Katılımcılara “aranızda senarist olmak isteyen var mı? “ diye soran Birsel, konuşmasına şöyle devam etti. “Senarist olmak fevkalade bir şey. Yazdığınızı seyretmek inanılmaz bir his. Ama o noktaya gelene kadar berbat. Tek başınasınız. Bir masa, bir bilgisayar ve siz. Başınıza ne gelecek belli değil. Hiçbir şey olmayabilir. Ruhunuzu çok iyi tutmanız gereken bir iş. Sürekli kendinizden şüphe ediyorsunuz. Ekip halinde çalışmıyorsanız büyük bir yalnızlık.”

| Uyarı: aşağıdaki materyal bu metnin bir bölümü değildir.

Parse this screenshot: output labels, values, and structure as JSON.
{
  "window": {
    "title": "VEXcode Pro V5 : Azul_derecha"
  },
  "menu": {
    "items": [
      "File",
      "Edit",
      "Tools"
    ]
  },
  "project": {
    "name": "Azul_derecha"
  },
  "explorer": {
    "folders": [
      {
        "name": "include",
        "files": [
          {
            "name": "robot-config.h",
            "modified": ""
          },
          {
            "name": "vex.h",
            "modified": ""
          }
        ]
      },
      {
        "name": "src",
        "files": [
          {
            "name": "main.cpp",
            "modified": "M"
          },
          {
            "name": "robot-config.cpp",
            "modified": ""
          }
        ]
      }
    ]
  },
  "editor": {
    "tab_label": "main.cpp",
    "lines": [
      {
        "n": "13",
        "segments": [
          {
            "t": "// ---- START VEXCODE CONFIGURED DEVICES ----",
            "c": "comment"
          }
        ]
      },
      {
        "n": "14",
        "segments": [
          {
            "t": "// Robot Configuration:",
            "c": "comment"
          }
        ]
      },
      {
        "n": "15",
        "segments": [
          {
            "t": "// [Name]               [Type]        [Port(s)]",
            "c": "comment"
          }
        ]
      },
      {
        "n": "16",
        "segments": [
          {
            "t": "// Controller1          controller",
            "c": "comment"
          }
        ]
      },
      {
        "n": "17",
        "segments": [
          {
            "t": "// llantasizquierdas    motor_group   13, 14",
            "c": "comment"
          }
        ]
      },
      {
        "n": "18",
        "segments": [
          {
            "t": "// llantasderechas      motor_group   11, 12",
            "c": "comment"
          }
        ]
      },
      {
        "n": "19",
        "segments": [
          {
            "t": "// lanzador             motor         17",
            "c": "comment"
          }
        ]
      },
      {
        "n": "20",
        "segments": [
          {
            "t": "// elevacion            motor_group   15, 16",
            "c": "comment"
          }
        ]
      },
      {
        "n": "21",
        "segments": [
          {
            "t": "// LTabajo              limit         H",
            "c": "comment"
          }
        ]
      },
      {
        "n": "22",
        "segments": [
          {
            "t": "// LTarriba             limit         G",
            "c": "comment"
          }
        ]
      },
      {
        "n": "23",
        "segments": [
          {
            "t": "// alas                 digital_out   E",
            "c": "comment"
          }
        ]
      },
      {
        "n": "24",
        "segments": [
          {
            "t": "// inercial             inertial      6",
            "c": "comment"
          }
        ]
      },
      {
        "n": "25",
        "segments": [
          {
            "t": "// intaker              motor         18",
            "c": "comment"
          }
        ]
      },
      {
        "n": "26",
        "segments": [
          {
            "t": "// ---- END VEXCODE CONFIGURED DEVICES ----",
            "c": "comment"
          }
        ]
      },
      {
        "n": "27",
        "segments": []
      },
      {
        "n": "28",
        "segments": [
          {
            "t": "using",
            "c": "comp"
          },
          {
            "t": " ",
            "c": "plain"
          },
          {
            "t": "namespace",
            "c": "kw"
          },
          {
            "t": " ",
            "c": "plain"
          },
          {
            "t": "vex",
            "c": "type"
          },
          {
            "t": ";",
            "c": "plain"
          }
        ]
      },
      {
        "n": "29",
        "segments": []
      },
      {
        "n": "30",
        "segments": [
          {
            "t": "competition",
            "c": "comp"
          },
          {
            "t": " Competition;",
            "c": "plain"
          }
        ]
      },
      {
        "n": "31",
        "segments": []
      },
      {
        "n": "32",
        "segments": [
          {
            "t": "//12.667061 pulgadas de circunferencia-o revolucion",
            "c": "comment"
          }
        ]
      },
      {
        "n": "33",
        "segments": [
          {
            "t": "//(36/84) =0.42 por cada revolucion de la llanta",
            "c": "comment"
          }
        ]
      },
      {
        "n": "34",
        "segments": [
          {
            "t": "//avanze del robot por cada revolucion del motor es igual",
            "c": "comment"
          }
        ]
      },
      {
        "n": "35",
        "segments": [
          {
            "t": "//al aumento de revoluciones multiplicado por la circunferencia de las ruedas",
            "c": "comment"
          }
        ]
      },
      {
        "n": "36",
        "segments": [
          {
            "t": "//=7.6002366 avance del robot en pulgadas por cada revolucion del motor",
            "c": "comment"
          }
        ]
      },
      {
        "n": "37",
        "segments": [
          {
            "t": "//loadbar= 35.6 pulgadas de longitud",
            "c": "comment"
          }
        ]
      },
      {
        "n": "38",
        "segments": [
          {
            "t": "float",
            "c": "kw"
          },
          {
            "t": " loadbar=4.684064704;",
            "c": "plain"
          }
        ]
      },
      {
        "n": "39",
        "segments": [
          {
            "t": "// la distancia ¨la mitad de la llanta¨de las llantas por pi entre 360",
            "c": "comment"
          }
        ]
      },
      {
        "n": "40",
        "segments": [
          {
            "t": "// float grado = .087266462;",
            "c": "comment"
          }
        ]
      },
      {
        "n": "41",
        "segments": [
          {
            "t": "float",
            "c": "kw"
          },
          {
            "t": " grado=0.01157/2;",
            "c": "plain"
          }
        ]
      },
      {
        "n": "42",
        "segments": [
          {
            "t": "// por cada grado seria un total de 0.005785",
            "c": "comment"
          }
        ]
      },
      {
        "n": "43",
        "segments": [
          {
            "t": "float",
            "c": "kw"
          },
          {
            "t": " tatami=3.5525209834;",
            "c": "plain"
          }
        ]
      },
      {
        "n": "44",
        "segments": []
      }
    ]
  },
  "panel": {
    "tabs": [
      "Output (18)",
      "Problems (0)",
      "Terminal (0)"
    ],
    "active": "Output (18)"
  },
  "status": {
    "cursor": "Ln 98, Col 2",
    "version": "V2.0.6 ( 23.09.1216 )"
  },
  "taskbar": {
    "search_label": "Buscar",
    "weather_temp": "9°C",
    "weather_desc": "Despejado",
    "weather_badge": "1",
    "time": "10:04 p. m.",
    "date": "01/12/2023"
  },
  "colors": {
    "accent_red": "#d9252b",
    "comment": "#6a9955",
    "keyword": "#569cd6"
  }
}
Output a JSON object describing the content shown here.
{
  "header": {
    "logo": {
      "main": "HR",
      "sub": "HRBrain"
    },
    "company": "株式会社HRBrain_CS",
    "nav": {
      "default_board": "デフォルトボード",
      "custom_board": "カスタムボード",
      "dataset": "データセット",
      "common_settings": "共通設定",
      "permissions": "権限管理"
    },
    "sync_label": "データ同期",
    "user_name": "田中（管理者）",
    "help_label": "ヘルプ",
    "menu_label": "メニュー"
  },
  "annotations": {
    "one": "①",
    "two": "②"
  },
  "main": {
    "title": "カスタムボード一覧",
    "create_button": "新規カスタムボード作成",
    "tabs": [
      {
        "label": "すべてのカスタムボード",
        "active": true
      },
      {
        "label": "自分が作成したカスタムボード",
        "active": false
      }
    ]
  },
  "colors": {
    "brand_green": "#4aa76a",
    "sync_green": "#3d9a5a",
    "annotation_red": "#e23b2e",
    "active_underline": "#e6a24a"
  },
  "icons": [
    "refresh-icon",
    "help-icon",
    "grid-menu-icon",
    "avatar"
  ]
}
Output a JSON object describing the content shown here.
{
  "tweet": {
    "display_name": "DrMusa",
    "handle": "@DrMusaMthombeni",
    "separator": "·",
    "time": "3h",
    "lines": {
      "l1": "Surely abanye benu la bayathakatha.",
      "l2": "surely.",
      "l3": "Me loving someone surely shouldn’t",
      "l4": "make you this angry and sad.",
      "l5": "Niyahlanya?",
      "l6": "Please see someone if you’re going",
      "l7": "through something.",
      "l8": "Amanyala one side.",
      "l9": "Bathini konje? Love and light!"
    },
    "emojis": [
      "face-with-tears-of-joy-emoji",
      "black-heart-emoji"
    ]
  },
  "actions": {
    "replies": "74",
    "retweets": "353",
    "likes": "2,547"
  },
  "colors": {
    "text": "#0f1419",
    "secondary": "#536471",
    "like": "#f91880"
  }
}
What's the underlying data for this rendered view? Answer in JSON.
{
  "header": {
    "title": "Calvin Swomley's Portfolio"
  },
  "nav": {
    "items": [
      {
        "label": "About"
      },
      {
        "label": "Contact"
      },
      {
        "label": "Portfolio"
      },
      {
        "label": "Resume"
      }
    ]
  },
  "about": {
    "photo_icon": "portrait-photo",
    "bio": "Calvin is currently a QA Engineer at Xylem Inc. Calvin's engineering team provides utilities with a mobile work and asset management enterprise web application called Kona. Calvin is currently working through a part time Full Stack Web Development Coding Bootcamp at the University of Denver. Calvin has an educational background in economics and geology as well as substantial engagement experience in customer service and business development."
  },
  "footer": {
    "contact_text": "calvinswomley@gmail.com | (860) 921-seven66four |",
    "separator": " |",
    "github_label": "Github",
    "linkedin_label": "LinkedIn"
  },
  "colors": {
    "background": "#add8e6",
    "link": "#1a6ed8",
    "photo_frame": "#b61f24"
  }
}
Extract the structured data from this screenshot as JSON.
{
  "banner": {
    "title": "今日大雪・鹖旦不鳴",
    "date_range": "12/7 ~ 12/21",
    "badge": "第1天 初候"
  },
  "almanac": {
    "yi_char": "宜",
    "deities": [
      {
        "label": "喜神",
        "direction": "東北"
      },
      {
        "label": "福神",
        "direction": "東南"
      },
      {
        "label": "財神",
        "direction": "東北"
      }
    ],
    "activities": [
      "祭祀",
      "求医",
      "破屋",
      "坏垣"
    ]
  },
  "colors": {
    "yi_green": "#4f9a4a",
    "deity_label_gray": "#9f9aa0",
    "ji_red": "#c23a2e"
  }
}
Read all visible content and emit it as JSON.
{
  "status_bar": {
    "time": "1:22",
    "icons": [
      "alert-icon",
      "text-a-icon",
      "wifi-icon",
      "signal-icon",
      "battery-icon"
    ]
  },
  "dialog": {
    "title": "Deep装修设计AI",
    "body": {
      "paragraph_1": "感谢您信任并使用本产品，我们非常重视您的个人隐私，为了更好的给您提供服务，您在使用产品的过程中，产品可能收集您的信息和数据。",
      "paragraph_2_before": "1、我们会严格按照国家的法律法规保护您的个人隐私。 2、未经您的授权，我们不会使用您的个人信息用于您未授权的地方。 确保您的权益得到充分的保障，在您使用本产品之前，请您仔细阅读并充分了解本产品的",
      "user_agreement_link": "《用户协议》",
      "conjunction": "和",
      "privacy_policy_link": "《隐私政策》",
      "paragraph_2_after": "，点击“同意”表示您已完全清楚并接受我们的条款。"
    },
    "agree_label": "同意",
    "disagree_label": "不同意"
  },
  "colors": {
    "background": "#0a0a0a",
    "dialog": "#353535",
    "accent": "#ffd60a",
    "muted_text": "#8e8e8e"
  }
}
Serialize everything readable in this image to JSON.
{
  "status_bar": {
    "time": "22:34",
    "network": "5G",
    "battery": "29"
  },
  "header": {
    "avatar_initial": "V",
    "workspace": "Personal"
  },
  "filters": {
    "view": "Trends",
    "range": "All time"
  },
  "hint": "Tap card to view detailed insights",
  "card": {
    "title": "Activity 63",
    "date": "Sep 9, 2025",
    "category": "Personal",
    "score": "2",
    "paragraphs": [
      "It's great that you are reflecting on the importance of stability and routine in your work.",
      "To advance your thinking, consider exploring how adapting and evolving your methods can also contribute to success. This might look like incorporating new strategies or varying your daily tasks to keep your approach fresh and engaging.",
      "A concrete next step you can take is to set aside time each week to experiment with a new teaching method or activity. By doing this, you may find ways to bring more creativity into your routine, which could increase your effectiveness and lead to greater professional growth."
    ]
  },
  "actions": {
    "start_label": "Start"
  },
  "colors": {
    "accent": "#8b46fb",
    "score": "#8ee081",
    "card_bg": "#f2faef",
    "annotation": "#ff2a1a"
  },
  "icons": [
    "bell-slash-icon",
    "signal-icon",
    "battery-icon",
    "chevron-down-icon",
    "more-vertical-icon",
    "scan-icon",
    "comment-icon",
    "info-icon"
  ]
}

Söyleşiden dikkat çeken kimi anlar ise şöyle:
- Bir senaryo yazarken oradaki dekoru, kostümleri görüyorum, hatta oyuncuların bazen nasıl oynayacağı bile kafamda oluyor. Karakterleri arkadaşlarınız kadar iyi tanımadan bence yazmak çok zor. Bütün hikayeyi kafanızda bir olay gibi canlandırmadan çok kitabi kalabilir. Diyaloglar plastik kalabilir.
- Hep şey sorarlar. Nasıl insanlar mizahçıdır? Hepimiz birbirimizden o kadar farklı insanlarız ki. Stand-up’çısı var, yazarı var, oyuncusu var. Diğer yandan bir negatif hikaye, bizi rahatsız eden öfkelendiren herhangi bir dış olaya karşı bunu bir an önce atlatabilmek için hemen bunu bir şakaya, komediye dönüştürmek istiyoruz. Çocukluğumdan beri bu bende vardır. Cenaze evinde de saçma sapan şakalar yapıp gülünür ya bazen. Herkesin acısını öfkesini, yasını biraz hafifletmek için mizaha ihtiyacı vardır. Mizahçılar hassas insanlardır, biraz daha fazla etkilendikleri için hızlıca onu dönüştürürler.
- İyi ki İstanbulluyum, burada yaşadım hayatım boyunca. Yoksa o mizahın malzemesini nereden bulurdum bilmiyorum. Burhan’ı da Gaffur’u da, Makbule’yi de hepsini tanıyorum.
- Televizyonu çok seviyorum. Milyonlarca insanın aynı anda aynı şeyi izlemesi çok heyecanlı geliyor bana. Adrenalini çok yüksek bir şey. Şu anda dijital platforma bir aile dizisi yazıyorum. Kimsenin artık her hafta 150 dakika komedi yazabileceğine inanmıyorum. Gözüm 25 dakikalarda değil, ne zaman ki 60-75 dakikaya iner tekrar ana akım televizyona seve seve yazarım.